Maryland’s legislature last week overrode Gov. Larry Hogan’s (R) veto to impose the first-ever tax solely on digital advertising. Similar proposals are pending in Connecticut and Indiana, and others may resurface in West Virginia and New York. The idea is that technology companies headquartered elsewhere aren’t paying their “fair share” when they profit from the personal information of consumers in the state by selling ads. These companies counter that it isn’t fair either to single them out as a means of making up a budget shortfall. (The Post has lobbied against the Maryland bill as part of a group including publications likely to be affected; a media exemption is expected soon to pass the chamber.)
As a matter of principle, states are free to come up with idiosyncratic taxes on goods and services. As a matter of policy, however, there are questions about going after online ads alone — legal, constitutional and practical.

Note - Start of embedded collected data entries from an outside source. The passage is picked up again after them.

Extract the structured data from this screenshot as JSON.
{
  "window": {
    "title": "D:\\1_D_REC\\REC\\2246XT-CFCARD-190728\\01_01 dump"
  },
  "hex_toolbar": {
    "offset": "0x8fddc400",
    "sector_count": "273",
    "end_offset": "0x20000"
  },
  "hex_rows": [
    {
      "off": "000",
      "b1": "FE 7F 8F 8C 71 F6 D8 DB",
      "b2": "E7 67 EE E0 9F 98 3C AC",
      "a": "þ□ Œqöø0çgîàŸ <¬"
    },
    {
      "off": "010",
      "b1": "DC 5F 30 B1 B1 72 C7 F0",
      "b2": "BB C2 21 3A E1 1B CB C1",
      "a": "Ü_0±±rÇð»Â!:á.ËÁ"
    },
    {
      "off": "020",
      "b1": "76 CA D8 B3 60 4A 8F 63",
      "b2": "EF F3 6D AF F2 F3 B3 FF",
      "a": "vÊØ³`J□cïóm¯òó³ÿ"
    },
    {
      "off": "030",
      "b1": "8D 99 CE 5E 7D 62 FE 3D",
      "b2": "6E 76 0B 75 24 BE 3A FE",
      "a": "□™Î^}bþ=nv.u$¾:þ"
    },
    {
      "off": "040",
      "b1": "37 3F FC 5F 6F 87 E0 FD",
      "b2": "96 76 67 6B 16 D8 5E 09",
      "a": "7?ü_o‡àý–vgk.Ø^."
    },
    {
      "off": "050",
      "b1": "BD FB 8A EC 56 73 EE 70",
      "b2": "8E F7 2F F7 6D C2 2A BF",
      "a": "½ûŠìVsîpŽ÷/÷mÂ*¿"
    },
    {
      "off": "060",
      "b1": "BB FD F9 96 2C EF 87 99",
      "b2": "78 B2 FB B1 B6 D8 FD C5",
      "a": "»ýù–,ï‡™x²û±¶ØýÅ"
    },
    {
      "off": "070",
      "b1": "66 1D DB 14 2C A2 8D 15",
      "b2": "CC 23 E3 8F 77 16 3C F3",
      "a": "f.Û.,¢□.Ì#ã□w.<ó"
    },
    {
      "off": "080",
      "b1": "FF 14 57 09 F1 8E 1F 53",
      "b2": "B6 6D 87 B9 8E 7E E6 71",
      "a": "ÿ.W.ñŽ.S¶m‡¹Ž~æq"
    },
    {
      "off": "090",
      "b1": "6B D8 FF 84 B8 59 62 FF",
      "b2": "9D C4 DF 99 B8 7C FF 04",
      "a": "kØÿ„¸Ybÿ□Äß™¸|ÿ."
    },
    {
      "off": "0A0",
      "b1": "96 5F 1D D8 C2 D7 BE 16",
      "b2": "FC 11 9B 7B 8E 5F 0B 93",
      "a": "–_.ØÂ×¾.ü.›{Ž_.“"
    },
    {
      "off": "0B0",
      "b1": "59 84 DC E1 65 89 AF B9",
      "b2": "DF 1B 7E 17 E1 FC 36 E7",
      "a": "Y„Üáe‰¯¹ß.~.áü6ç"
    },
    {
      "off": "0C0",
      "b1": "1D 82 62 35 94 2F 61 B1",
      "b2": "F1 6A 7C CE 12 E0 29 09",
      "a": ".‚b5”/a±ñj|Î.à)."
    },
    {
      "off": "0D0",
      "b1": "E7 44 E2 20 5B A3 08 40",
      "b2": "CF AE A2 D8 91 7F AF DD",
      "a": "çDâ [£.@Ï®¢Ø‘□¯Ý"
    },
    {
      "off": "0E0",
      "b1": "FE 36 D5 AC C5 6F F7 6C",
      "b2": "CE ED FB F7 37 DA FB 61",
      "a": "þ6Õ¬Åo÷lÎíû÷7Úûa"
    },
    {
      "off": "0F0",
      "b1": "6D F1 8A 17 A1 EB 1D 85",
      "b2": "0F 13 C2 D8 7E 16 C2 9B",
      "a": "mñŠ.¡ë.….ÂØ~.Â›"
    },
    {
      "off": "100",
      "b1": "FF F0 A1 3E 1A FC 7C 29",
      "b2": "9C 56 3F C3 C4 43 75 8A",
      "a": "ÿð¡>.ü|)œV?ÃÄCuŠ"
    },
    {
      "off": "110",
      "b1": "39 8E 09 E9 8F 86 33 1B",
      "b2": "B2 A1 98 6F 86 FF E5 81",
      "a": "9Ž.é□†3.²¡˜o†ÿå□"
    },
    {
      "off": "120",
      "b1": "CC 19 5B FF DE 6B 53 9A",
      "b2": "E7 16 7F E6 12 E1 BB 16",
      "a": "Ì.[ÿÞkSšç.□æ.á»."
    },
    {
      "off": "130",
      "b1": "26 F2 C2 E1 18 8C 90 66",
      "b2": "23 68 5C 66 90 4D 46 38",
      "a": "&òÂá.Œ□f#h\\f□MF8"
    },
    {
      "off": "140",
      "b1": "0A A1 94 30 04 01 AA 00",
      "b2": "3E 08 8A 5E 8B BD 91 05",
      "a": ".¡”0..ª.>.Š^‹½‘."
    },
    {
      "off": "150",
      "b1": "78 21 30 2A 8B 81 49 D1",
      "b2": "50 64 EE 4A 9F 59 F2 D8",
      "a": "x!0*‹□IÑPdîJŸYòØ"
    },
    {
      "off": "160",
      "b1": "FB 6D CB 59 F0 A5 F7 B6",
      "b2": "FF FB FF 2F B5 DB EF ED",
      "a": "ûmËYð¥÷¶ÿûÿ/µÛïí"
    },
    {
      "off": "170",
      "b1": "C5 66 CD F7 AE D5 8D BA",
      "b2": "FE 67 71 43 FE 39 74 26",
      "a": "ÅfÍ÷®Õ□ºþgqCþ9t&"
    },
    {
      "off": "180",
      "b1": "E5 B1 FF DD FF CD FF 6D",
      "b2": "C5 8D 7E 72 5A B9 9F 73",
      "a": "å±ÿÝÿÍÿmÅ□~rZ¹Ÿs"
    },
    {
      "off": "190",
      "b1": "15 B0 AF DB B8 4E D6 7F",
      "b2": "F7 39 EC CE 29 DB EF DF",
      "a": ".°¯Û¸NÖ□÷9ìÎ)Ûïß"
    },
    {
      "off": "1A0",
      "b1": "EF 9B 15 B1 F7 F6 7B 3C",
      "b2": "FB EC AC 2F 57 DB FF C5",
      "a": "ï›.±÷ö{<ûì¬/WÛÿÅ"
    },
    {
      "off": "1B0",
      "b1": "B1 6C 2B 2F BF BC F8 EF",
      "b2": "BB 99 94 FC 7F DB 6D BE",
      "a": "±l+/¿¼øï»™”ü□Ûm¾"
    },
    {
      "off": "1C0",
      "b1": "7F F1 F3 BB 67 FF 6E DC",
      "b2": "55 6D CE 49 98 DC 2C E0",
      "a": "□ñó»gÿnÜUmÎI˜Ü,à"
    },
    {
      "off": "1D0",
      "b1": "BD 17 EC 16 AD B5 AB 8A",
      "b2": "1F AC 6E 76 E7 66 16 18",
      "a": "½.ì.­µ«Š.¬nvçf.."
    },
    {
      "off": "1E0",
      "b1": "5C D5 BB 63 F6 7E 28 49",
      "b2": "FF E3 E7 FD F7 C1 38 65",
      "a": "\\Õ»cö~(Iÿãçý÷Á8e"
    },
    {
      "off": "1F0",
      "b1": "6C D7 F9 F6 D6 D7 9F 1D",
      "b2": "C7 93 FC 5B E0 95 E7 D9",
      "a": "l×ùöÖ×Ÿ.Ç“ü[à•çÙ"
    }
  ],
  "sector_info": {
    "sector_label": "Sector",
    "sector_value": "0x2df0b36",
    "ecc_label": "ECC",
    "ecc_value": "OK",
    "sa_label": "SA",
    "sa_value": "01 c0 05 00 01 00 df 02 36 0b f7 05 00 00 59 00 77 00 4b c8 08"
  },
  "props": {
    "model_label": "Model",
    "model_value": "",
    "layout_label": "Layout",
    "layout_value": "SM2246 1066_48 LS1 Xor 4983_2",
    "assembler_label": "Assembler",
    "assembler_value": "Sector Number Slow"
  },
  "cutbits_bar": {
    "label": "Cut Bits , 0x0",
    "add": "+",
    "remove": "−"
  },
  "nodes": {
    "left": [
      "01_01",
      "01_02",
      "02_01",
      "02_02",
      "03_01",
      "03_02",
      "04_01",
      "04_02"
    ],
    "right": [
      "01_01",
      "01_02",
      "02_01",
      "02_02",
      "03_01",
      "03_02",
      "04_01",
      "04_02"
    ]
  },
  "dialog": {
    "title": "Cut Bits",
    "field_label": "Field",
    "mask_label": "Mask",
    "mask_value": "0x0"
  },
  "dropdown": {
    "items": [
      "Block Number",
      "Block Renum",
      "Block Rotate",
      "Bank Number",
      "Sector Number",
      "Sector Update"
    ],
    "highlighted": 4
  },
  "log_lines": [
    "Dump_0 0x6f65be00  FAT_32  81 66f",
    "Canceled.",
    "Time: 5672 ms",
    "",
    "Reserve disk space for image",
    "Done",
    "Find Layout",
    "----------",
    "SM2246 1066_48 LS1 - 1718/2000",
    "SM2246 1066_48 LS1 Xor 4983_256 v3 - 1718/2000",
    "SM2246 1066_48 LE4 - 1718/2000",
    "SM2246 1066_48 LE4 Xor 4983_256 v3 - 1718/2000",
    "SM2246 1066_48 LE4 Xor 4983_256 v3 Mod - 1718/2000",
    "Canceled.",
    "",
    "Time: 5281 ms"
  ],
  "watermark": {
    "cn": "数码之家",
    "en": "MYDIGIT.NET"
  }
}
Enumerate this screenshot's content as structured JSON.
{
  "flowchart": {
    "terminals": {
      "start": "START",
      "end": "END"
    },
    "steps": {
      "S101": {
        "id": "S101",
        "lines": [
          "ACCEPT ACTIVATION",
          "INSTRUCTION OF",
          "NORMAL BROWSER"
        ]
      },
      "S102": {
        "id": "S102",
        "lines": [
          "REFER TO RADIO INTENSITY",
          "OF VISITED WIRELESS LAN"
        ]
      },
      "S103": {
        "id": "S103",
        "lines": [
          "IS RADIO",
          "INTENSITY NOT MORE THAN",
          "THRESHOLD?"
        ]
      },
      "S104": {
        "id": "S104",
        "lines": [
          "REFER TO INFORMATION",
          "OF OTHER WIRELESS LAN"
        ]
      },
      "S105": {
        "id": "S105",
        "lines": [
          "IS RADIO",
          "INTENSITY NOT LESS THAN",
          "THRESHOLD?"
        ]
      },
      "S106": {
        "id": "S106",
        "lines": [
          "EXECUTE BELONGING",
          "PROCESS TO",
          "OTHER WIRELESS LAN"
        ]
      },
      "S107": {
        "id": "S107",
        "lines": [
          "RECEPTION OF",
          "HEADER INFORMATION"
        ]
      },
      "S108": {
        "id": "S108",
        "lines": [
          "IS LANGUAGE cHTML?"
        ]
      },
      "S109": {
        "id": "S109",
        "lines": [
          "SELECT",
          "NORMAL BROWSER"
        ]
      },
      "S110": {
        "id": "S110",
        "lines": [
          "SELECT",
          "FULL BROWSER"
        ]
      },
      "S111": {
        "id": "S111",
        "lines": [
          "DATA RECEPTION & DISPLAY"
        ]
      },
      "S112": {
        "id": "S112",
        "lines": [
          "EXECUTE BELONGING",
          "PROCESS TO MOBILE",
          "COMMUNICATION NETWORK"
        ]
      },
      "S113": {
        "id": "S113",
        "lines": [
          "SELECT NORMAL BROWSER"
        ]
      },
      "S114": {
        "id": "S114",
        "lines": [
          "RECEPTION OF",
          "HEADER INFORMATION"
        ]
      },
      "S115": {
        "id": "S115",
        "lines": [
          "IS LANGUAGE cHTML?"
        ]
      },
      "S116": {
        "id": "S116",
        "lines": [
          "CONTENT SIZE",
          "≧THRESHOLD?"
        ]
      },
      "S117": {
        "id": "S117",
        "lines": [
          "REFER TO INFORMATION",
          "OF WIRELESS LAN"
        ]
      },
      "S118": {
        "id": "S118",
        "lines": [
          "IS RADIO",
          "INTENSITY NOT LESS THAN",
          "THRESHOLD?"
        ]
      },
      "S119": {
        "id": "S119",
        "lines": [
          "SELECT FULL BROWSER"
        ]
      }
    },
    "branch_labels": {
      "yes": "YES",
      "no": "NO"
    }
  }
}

Taxing only digital ads and not print ads may run afoul of federal law; hitting out-of-state and even out-of-country companies the hardest may violate the Constitution’s commerce clause; the businesses that buy ads may end up bearing the burden of the tax rather than the titans who sell them. Groups representing Google, Facebook, Amazon and others sued Maryland on Thursday on some of these grounds (Amazon founder Jeff Bezos also owns The Post). And, of course, there’s the conundrum of ascertaining which ads are actually seen by Marylanders — and should therefore be taxed in Maryland.
Wrinkles such as these are inevitable when a state tries to regulate an industry that by nature spans 50 states and scores of countries, too. That’s not to mention the wrinkles for companies complying with a hodgepodge of regulations — a tougher task for scrappy upstarts than for titans. Sometimes states’ motivation is to address perceived ills long ignored, sometimes it is to bring in needed cash, and usually it is the two together. The incoming measures are sure to vary in their effectiveness, as well as their ability to stand up to scrutiny in a court, yet they all have something in common: They take advantage of a yawning chasm in our nation’s laws. As much scrutiny as states such as Maryland deserve for the action they’re taking, Congress deserves more for taking none at all.